Any recommendations for products to clean and preserve those cloth/?? saddles that were the standard on 40s and 50s balloon tires?


----------



## rustjunkie (Sep 22, 2017)

To clean: damp sponge, light touch.
To preserve: keep in the dark, don't use.


----------



## pedalpower17 (Sep 22, 2017)

rustjunkie said:


> To clean: damp sponge, light touch.
> To preserve: keep in the dark, don't use.

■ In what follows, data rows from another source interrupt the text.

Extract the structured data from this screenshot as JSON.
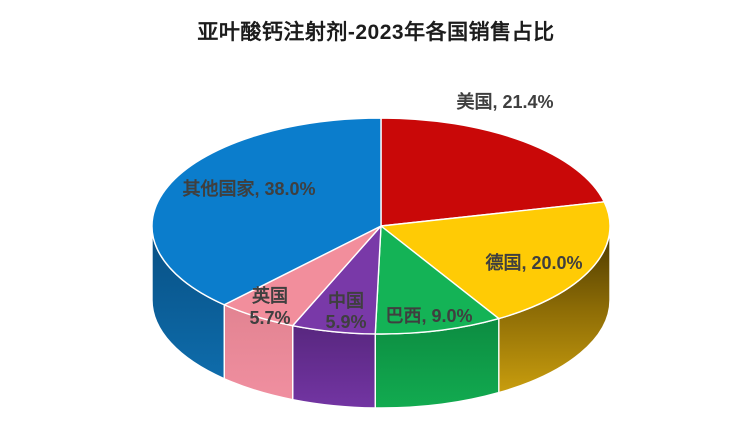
{
  "title": "亚叶酸钙注射剂-2023年各国销售占比",
  "chart_data": {
    "type": "pie",
    "style": "3d-pie",
    "title": "亚叶酸钙注射剂-2023年各国销售占比",
    "unit": "%",
    "start_angle_deg": 0,
    "direction": "clockwise",
    "legend": "none",
    "background": "#FFFFFF",
    "label_color": "#3F3F3F",
    "slices": [
      {
        "name": "美国",
        "value": 21.4,
        "color": "#C90808",
        "label_lines": [
          "美国, 21.4%"
        ]
      },
      {
        "name": "德国",
        "value": 20.0,
        "color": "#FFCB05",
        "label_lines": [
          "德国, 20.0%"
        ]
      },
      {
        "name": "巴西",
        "value": 9.0,
        "color": "#14B356",
        "label_lines": [
          "巴西, 9.0%"
        ]
      },
      {
        "name": "中国",
        "value": 5.9,
        "color": "#7939A8",
        "label_lines": [
          "中国",
          "5.9%"
        ]
      },
      {
        "name": "英国",
        "value": 5.7,
        "color": "#F28E9C",
        "label_lines": [
          "英国",
          "5.7%"
        ]
      },
      {
        "name": "其他国家",
        "value": 38.0,
        "color": "#0B7DCC",
        "label_lines": [
          "其他国家, 38.0%"
        ]
      }
    ]
  }
}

Hi, Junkie.  I get your point, but do you know if products intended for leather have any benefit, or cause any damage, to whatever material that is that covers these saddles?


----------



## rustjunkie (Sep 22, 2017)

The material is a coated canvas (very different from leather) that was intended to be water resistant. Unfortunately I don't know of anything that will be of benefit.


----------



## Autocycleplane (Sep 22, 2017)

http://www.trek7.com/

Something more fabric focused vs leather would be where I would start.


----------



## SirMike1983 (Sep 22, 2017)

I think the material in question is named 'fabrikoid'. It was used extensively on old luggage. Perhaps check with someone who collects old luggage/suitcases.


----------



## bricycle (Sep 25, 2017)

keep under 80' and away from sun. It's cloth, so there's not much one can do...


----------



## Boris (Sep 30, 2017)

https://thecabe.com/forum/threads/how-to-treat-a-seat-with-an-oilcloth-cover.97206/#post-628817 This may make some cringe, but painting as suggested in the attached thread, did the trick on one of my crusty saddles. I'm hoping that it will help to preserve it some, since I knew it would deteriorate fast if I left it as is.


----------



## vincev (Sep 30, 2017)

Are you talking about old oil cloth seats??


----------